5. Seguin-Orlando et al. (2014) discovered a greater proportion of Neandertal alleles in K14 and its closest ancient “cousin,” the La Brana skull, compared to other ancient and modern populations (see below). This jibes well with the recent report that another ancient Eurasian sample, Ust’-Ishim at 45,000 YBP, also has a greater affinity to Neandertals than living humans.
However, on Fig. 4A, Amerindians are strangely missing. On Fig. 4B K14 stands out as having the longest chunks of DNA in common with Neandertals.
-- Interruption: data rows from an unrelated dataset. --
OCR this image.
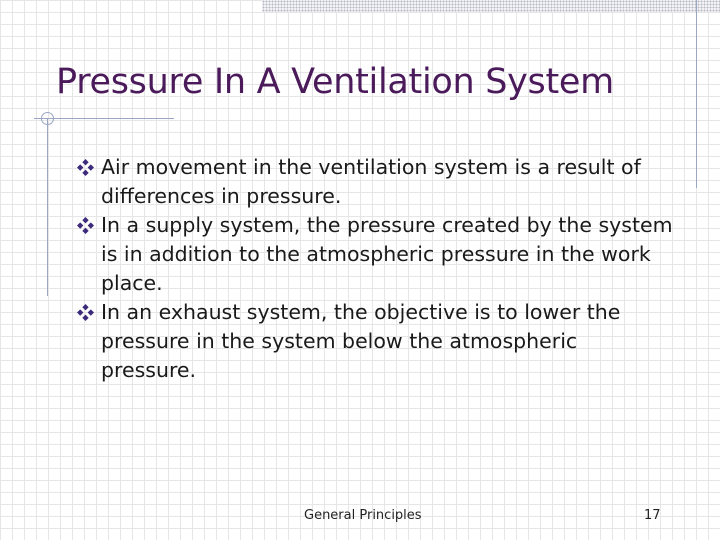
Pressure In A Ventilation System
Air movement in the ventilation system is a result of differences in pressure.
In a supply system, the pressure created by the system is in addition to the atmospheric pressure in the work place.
In an exhaust system, the objective is to lower the pressure in the system below the atmospheric pressure.
General Principles	17
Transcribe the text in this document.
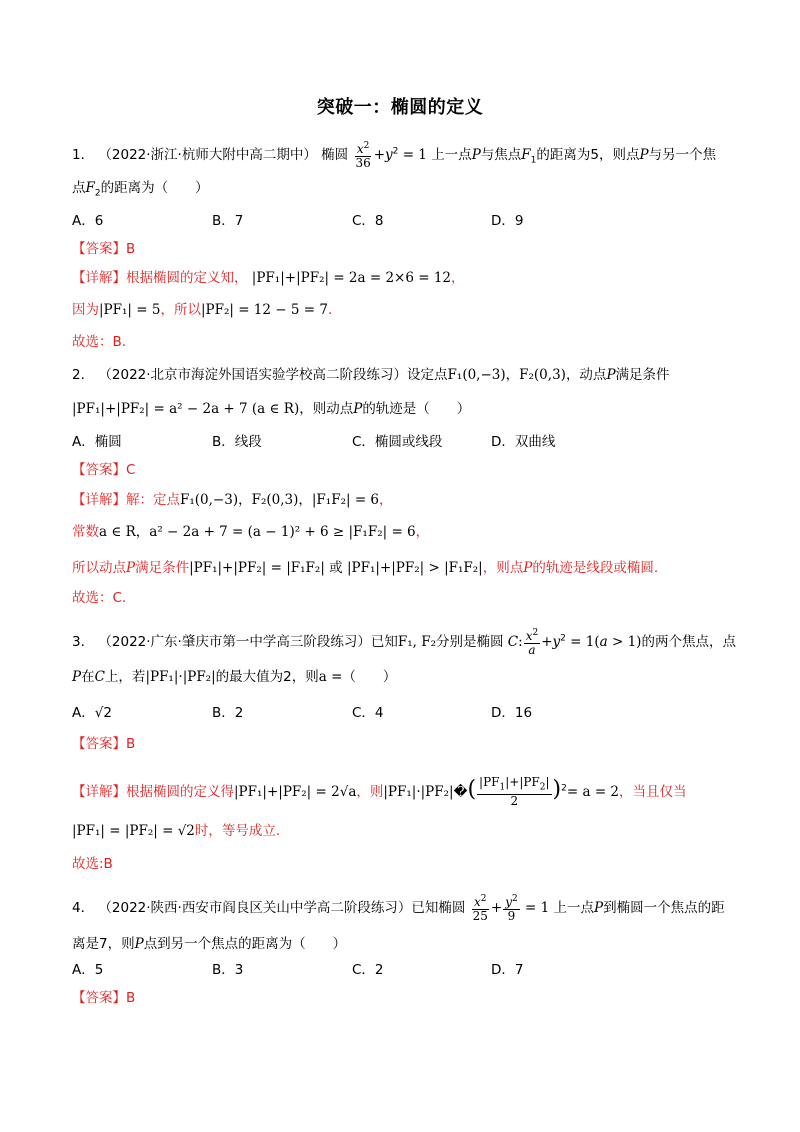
突破一：椭圆的定义
1． （2022·浙江·杭师大附中高二期中） 椭圆 $\frac{x^2}{36} +y^2 = 1$ 上一点P与焦点$F_1$的距离为5，则点P与另一个焦
点$F_2$的距离为（　　）
A．6	B．7	C．8	D．9
【答案】B
【详解】根据椭圆的定义知， |PF₁|+|PF₂| = 2a = 2×6 = 12，
因为|PF₁| = 5，所以|PF₂| = 12 − 5 = 7.
故选：B.
2． （2022·北京市海淀外国语实验学校高二阶段练习）设定点F₁(0,−3)，F₂(0,3)，动点P满足条件
|PF₁|+|PF₂| = a² − 2a + 7 (a ∈ R)，则动点P的轨迹是（　　）
A．椭圆	B．线段	C．椭圆或线段	D．双曲线
【答案】C
【详解】解：定点F₁(0,−3)，F₂(0,3)，|F₁F₂| = 6，
常数a ∈ R，a² − 2a + 7 = (a − 1)² + 6 ≥ |F₁F₂| = 6，
所以动点P满足条件|PF₁|+|PF₂| = |F₁F₂| 或 |PF₁|+|PF₂| > |F₁F₂|，则点P的轨迹是线段或椭圆.
故选：C.
3． （2022·广东·肇庆市第一中学高三阶段练习）已知F₁, F₂分别是椭圆 C: $\frac{x^2}{a} +y^2 = 1(a > 1)$的两个焦点，点
P在C上，若|PF₁|·|PF₂|的最大值为2，则a =（　　）
A．√2	B．2	C．4	D．16
【答案】B
【详解】根据椭圆的定义得|PF₁|+|PF₂| = 2√a，则|PF₁|·|PF₂|�( $\frac{|PF_1|+|PF_2|}{2} )^2= a = 2$，当且仅当
|PF₁| = |PF₂| = √2时，等号成立.
故选:B
4． （2022·陕西·西安市阎良区关山中学高二阶段练习）已知椭圆 $\frac{x^2}{25} + \frac{y^2}{9} = 1$ 上一点P到椭圆一个焦点的距
离是7，则P点到另一个焦点的距离为（　　）
A．5	B．3	C．2	D．7
【答案】B
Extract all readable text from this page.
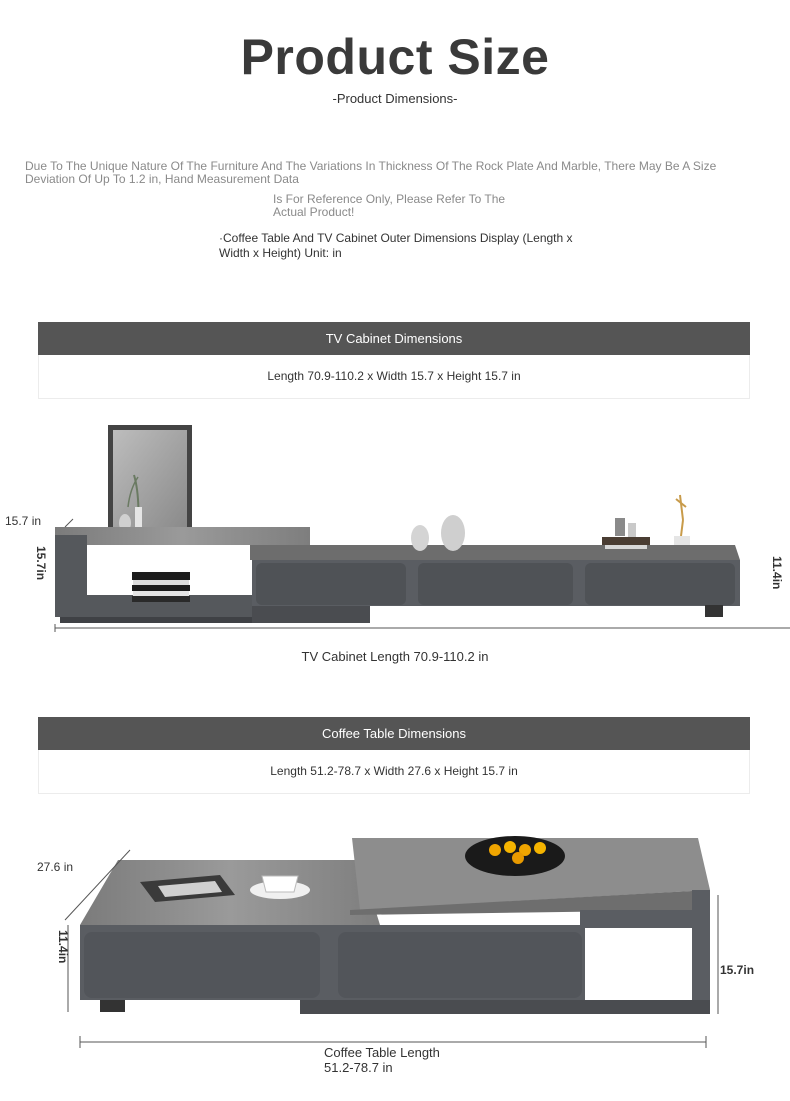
Product Size
-Product Dimensions-
Due To The Unique Nature Of The Furniture And The Variations In Thickness Of The Rock Plate And Marble, There May Be A Size Deviation Of Up To 1.2 in, Hand Measurement Data
Is For Reference Only, Please Refer To The Actual Product!
·Coffee Table And TV Cabinet Outer Dimensions Display (Length x Width x Height) Unit: in
TV Cabinet Dimensions
Length 70.9-110.2 x Width 15.7 x Height 15.7 in
15.7 in
15.7in	11.4in
TV Cabinet Length 70.9-110.2 in
Coffee Table Dimensions
Length 51.2-78.7 x Width 27.6 x Height 15.7 in
27.6 in
11.4in
15.7in
Coffee Table Length
51.2-78.7 in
It’s followed by a group of populations that includes Karitiana, Mixe, Australian and Papuans, all showing the longest Neandertal-like chunks among modern populations. Fig. 4C gives a different view of Neandertal allele sharing on chromosome 6, with K14 clearly maintaining a stronger continuity with Neandertals. It’s remarkable, however, that one region of chromsome 6 shows pronounced Neandertal continuities also in Stuttgart, Australian, Motala and Karitiana sequences (derived homozygotes) and in Dai, French and Mixe sequences (heterozygotes). It’s not clear, however, why on the resulting tree these populations with pronounced Neandertal affinities ended up more downstream from the root of the tree than those populations that do not show such a pronounced continuity.